Nearly three years ago, Apple started recommending that users with a wide range of otherwise intractable problems tried resetting permissions on their Home folder – something I documented here at the time. Just over a month ago, Apple changed those recommendations significantly. This article explains how they’ve changed, and what you should do now.

Until this recent change, repairing or resetting permissions on your Home folder consisted of three steps:

  1. setting correct permissions on the Home folder in Finder’s Get Info dialog, and applying those to enclosed items;
  2. running the diskutil resetUserPermissions command in Terminal;
  3. if that returned an error, using chflags, then repeating diskutil resetUserPermissions.

This diskutil command has remained absent from its man page, and Apple doesn’t appear to document it anywhere other than in diskutil’s usage. If you type in
diskutil resetUserPermissions
then you will be informed that its usage is
diskutil resetUserPermissions MountPoint|DiskIdentifier|DeviceNode UID
and that it will
Reset the permissions of a user home directory. That still appears to be the case in Catalina 10.15.3.

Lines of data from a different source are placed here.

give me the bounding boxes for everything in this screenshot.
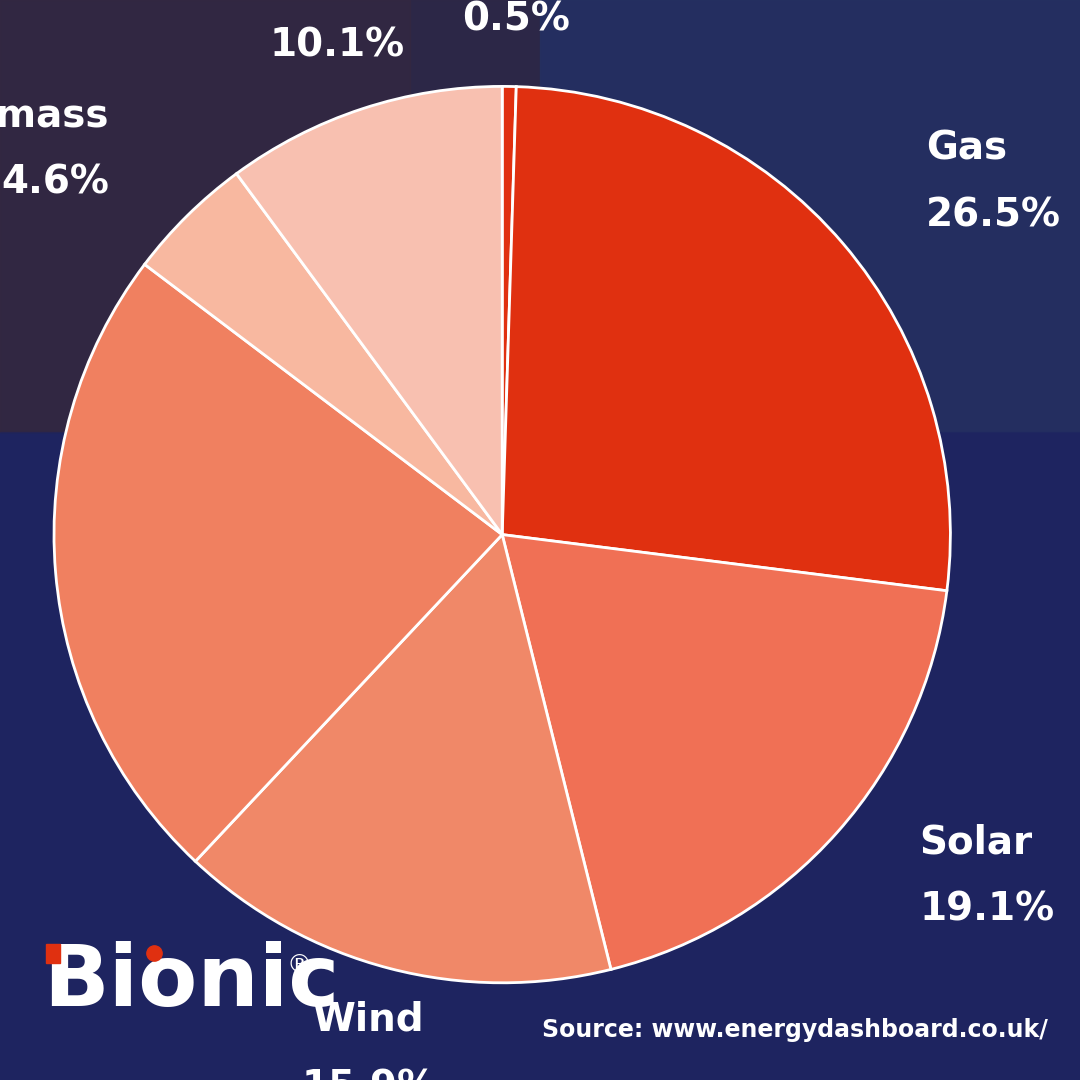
Wedge shape	[145, 174, 502, 535]
Text: 10.1%: 10.1%	[270, 27, 405, 65]
Text: Source: www.energydashboard.co.uk/: Source: www.energydashboard.co.uk/	[542, 1018, 1048, 1042]
Text: Wind: Wind	[313, 1001, 424, 1039]
Text: Solar: Solar	[919, 824, 1032, 862]
Text: 19.1%: 19.1%	[919, 891, 1054, 929]
Text: Biomass: Biomass	[0, 96, 109, 135]
Bar	[46, 944, 60, 963]
Bar	[0, 432, 1080, 454]
Wedge shape	[195, 535, 611, 983]
Wedge shape	[54, 265, 502, 862]
Bar	[540, 0, 1080, 432]
Bar	[0, 0, 540, 432]
Text: 4.6%: 4.6%	[1, 164, 109, 202]
Bar	[0, 0, 410, 432]
Wedge shape	[502, 535, 947, 970]
Text: 15.9%: 15.9%	[301, 1068, 436, 1080]
Wedge shape	[502, 86, 950, 591]
Text: 0.5%: 0.5%	[462, 0, 570, 39]
Text: Bionic: Bionic	[43, 942, 339, 1024]
Text: Gas: Gas	[926, 130, 1007, 167]
Wedge shape	[237, 86, 502, 535]
Wedge shape	[502, 86, 516, 535]
Text: ®: ®	[286, 954, 311, 977]
Text: 26.5%: 26.5%	[926, 197, 1061, 234]
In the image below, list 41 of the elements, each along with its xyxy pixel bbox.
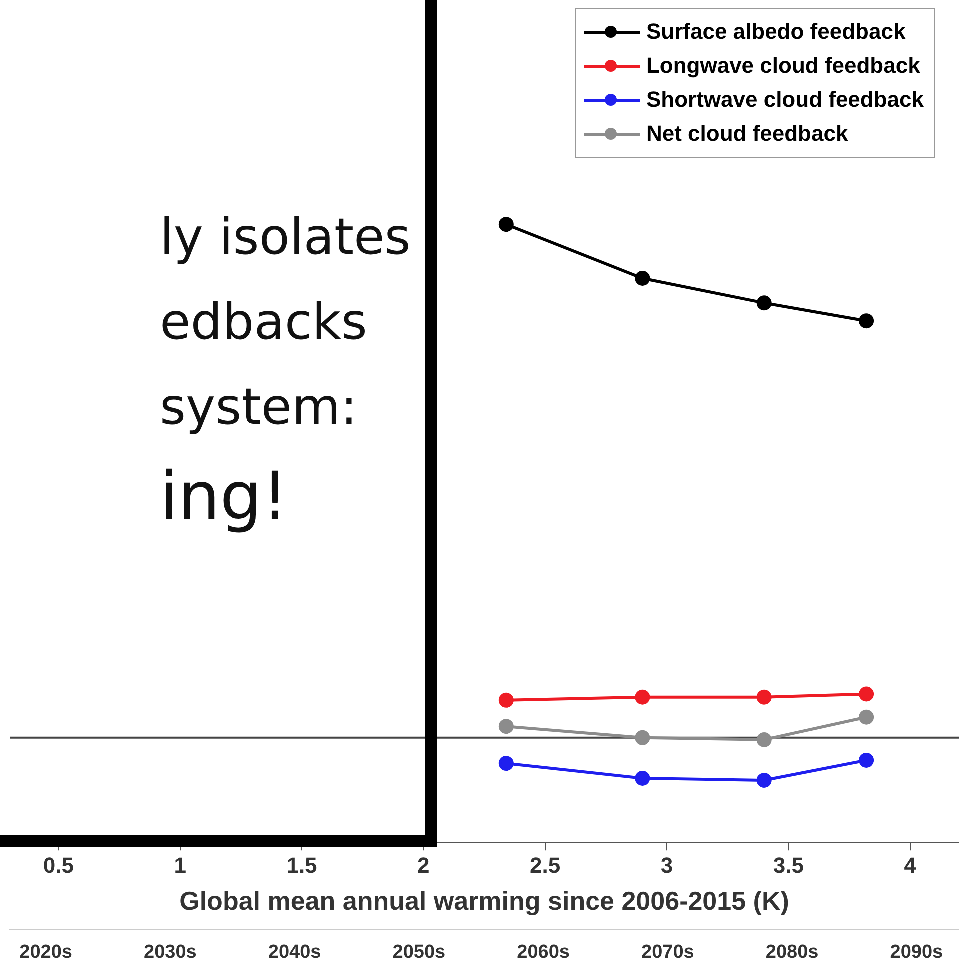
- point: [859, 314, 874, 329]
- x-tick-label: 0.5: [43, 852, 74, 878]
- legend-label: Net cloud feedback: [646, 121, 848, 147]
- x2-tick-label: 2050s: [392, 942, 446, 963]
- x2-tick-label: 2020s: [20, 942, 72, 963]
- x2-tick-label: 2090s: [890, 942, 944, 963]
- point: [498, 217, 514, 232]
- x-tick-label: 2: [418, 852, 430, 878]
- legend-label: Shortwave cloud feedback: [646, 87, 924, 113]
- x-tick-label: 4: [904, 852, 918, 878]
- point: [498, 756, 514, 772]
- x2-tick-label: 2040s: [268, 942, 322, 963]
- point: [498, 719, 514, 734]
- x-tick-label: 1: [174, 852, 186, 878]
- legend-label: Surface albedo feedback: [646, 19, 906, 45]
- x2-tick-label: 2080s: [766, 942, 819, 963]
- x-tick-label: 1.5: [286, 852, 318, 878]
- x-axis-title: Global mean annual warming since 2006-2015 (K): [180, 886, 790, 916]
- point: [635, 730, 650, 746]
- legend-label: Longwave cloud feedback: [646, 53, 920, 79]
- point: [756, 732, 772, 748]
- annotation: edbacks: [160, 293, 368, 351]
- annotation: system:: [160, 378, 358, 436]
- point: [756, 296, 772, 311]
- point: [859, 686, 874, 702]
- x-tick-label: 3.5: [773, 852, 804, 878]
- point: [756, 772, 772, 788]
- point: [859, 752, 874, 768]
- point: [635, 690, 650, 705]
- annotation: ly isolates: [160, 208, 411, 266]
- point: [498, 692, 514, 708]
- x2-tick-label: 2060s: [517, 942, 570, 963]
- point: [756, 690, 772, 705]
- point: [859, 710, 874, 725]
- x2-tick-label: 2070s: [642, 942, 694, 963]
- point: [635, 770, 650, 786]
- x2-tick-label: 2030s: [144, 942, 197, 963]
- x-tick-label: 2.5: [530, 852, 561, 878]
- point: [635, 270, 650, 286]
- annotation: ing!: [160, 458, 289, 535]
- x-tick-label: 3: [660, 852, 674, 878]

To my surprise, many users have since reported that following this procedure fixed a wide range of problems for them. This hasn’t been universal, though. As several have pointed out, the standard permissions don’t always apply to everything within the Home folder, and other users shouldn’t really have read access anyway. A few have reported problems with the mystery diskutil command, and it often takes a very long time to complete.

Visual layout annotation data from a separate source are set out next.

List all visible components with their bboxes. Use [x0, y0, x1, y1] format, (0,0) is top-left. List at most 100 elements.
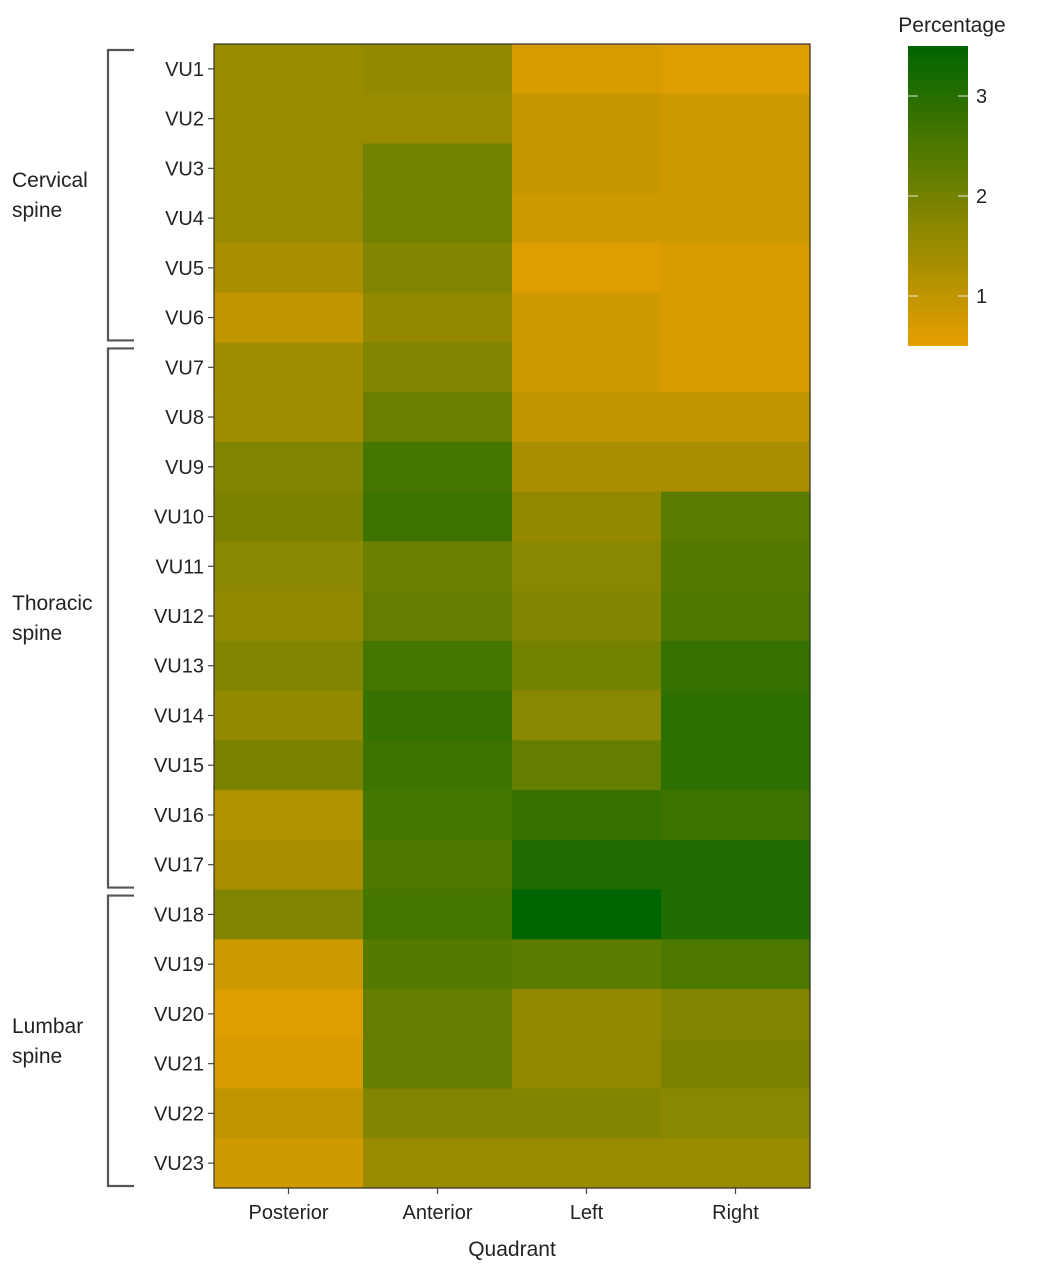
- heatmap-cell: [661, 441, 811, 493]
- heatmap-cell: [363, 889, 513, 940]
- x-tick-label: Left: [570, 1202, 604, 1224]
- region-label: Lumbar: [12, 1015, 83, 1038]
- legend-title: Percentage: [898, 14, 1005, 37]
- heatmap-cell: [512, 889, 662, 940]
- y-tick-label: VU16: [154, 805, 204, 827]
- region-label: spine: [12, 622, 62, 645]
- region-bracket: [106, 347, 134, 889]
- heatmap-cell: [363, 1038, 513, 1090]
- heatmap-cell: [512, 491, 662, 542]
- y-tick-label: VU10: [154, 507, 204, 529]
- x-axis: Posterior Anterior Left Right: [248, 1188, 759, 1224]
- heatmap-cell: [661, 44, 811, 95]
- heatmap-cell: [363, 93, 513, 145]
- x-tick-label: Anterior: [402, 1202, 472, 1224]
- y-tick-label: VU17: [154, 855, 204, 877]
- heatmap-cell: [661, 1038, 811, 1090]
- y-axis: VU1 VU2 VU3 VU4 VU5 VU6 VU7 VU8 VU9 VU10 VU11 VU12 V…: [154, 59, 214, 1175]
- legend-tick-label: 3: [976, 86, 987, 108]
- heatmap-cell: [214, 1038, 364, 1090]
- heatmap-cell: [363, 989, 513, 1040]
- heatmap-cell: [512, 839, 662, 891]
- color-legend: Percentage 1 2 3: [898, 14, 1006, 346]
- region-label: spine: [12, 199, 62, 222]
- region-label: Thoracic: [12, 592, 93, 615]
- heatmap-cell: [214, 44, 364, 95]
- heatmap-cell: [661, 292, 811, 344]
- heatmap-cell: [512, 1088, 662, 1139]
- y-tick-label: VU6: [165, 308, 204, 330]
- heatmap-cell: [214, 292, 364, 344]
- heatmap-cell: [363, 342, 513, 393]
- y-tick-label: VU1: [165, 59, 204, 81]
- region-bracket: [106, 48, 134, 342]
- heatmap-cell: [363, 790, 513, 841]
- heatmap-cell: [214, 491, 364, 542]
- heatmap-cell: [214, 541, 364, 592]
- heatmap-cell: [661, 193, 811, 244]
- heatmap-cell: [363, 441, 513, 493]
- y-tick-label: VU4: [165, 208, 204, 230]
- y-tick-label: VU20: [154, 1004, 204, 1026]
- heatmap-cell: [214, 839, 364, 891]
- x-tick-label: Right: [712, 1202, 759, 1224]
- heatmap-cell: [661, 591, 811, 642]
- heatmap-cell: [363, 1088, 513, 1139]
- heatmap-cell: [661, 1088, 811, 1139]
- heatmap-cell: [512, 93, 662, 145]
- heatmap-cell: [214, 889, 364, 940]
- y-tick-label: VU21: [154, 1054, 204, 1076]
- heatmap-cell: [214, 591, 364, 642]
- heatmap-cell: [512, 342, 662, 393]
- y-tick-label: VU5: [165, 258, 204, 280]
- heatmap-cell: [512, 939, 662, 990]
- heatmap-cell: [214, 740, 364, 791]
- heatmap-cell: [214, 143, 364, 194]
- region-label: spine: [12, 1045, 62, 1068]
- heatmap-cell: [512, 441, 662, 493]
- heatmap-cell: [512, 193, 662, 244]
- heatmap-cell: [512, 989, 662, 1040]
- y-tick-label: VU11: [155, 556, 204, 578]
- y-tick-label: VU7: [165, 357, 204, 379]
- heatmap-cell: [363, 939, 513, 990]
- heatmap-cell: [214, 790, 364, 841]
- heatmap-cell: [363, 491, 513, 542]
- legend-ticks: 1 2 3: [908, 86, 987, 308]
- heatmap-cell: [661, 143, 811, 194]
- heatmap-cell: [214, 939, 364, 990]
- heatmap-cell: [363, 292, 513, 344]
- y-tick-label: VU3: [165, 158, 204, 180]
- heatmap-cell: [661, 342, 811, 393]
- heatmap-cell: [661, 392, 811, 443]
- heatmap-cell: [363, 1138, 513, 1189]
- heatmap-cell: [661, 690, 811, 741]
- heatmap-cell: [661, 939, 811, 990]
- heatmap-cell: [661, 242, 811, 294]
- heatmap-cells: [214, 44, 811, 1189]
- legend-tick-label: 1: [976, 286, 987, 308]
- y-tick-label: VU12: [154, 606, 204, 628]
- heatmap-cell: [363, 541, 513, 592]
- heatmap-cell: [661, 839, 811, 891]
- heatmap-cell: [214, 690, 364, 741]
- heatmap-cell: [214, 342, 364, 393]
- heatmap-cell: [363, 242, 513, 294]
- heatmap-cell: [512, 392, 662, 443]
- heatmap-cell: [214, 989, 364, 1040]
- heatmap-cell: [661, 740, 811, 791]
- heatmap-cell: [363, 143, 513, 194]
- heatmap-cell: [363, 591, 513, 642]
- heatmap-cell: [214, 441, 364, 493]
- heatmap-cell: [512, 143, 662, 194]
- heatmap-cell: [512, 790, 662, 841]
- heatmap-cell: [363, 44, 513, 95]
- heatmap-cell: [214, 193, 364, 244]
- heatmap-cell: [363, 740, 513, 791]
- heatmap-cell: [512, 44, 662, 95]
- heatmap-cell: [661, 989, 811, 1040]
- heatmap-cell: [661, 640, 811, 692]
- heatmap-cell: [363, 690, 513, 741]
- heatmap-cell: [512, 640, 662, 692]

Apple’s latest revision to its Support Note, dated 9 January 2020, lists the same potential problems which can be fixed by resetting or repairing permissions, but drops any mention of using command tools such as diskutil resetUserPermissions. Instead, if changing permissions in the Finder doesn’t work, it recommends re-installing macOS from Recovery mode, or, if that doesn’t help, performing a clean re-install, which seems rather drastic in the circumstances.

permissions01

No reason is given for this change, and Apple doesn’t state that this only applies to Catalina, and not earlier versions of macOS. As we’ve never been told exactly what the diskutil resetUserPermissions command does, it’s always been hard to know why those additional steps were required, nor whether they might still be required in older versions of macOS.

I have therefore updated my graphical summary of why and how to reset or repair permissions on your Home folder, to this:

RepairPermissions2

and if you want a PDF tear-out: RepairPermissions2

Given the doubts that we’ve all had over the value or effect of diskutil resetUserPermissions, I suggest that you don’t use it any more, but follow the steps in the chart, and those detailed by Apple.

Update

Apple has removed its article, and currently doesn’t appear to cover this problem at all. Thanks to Steven for pointing this out. As soon as I have any further news on this, I will update this article.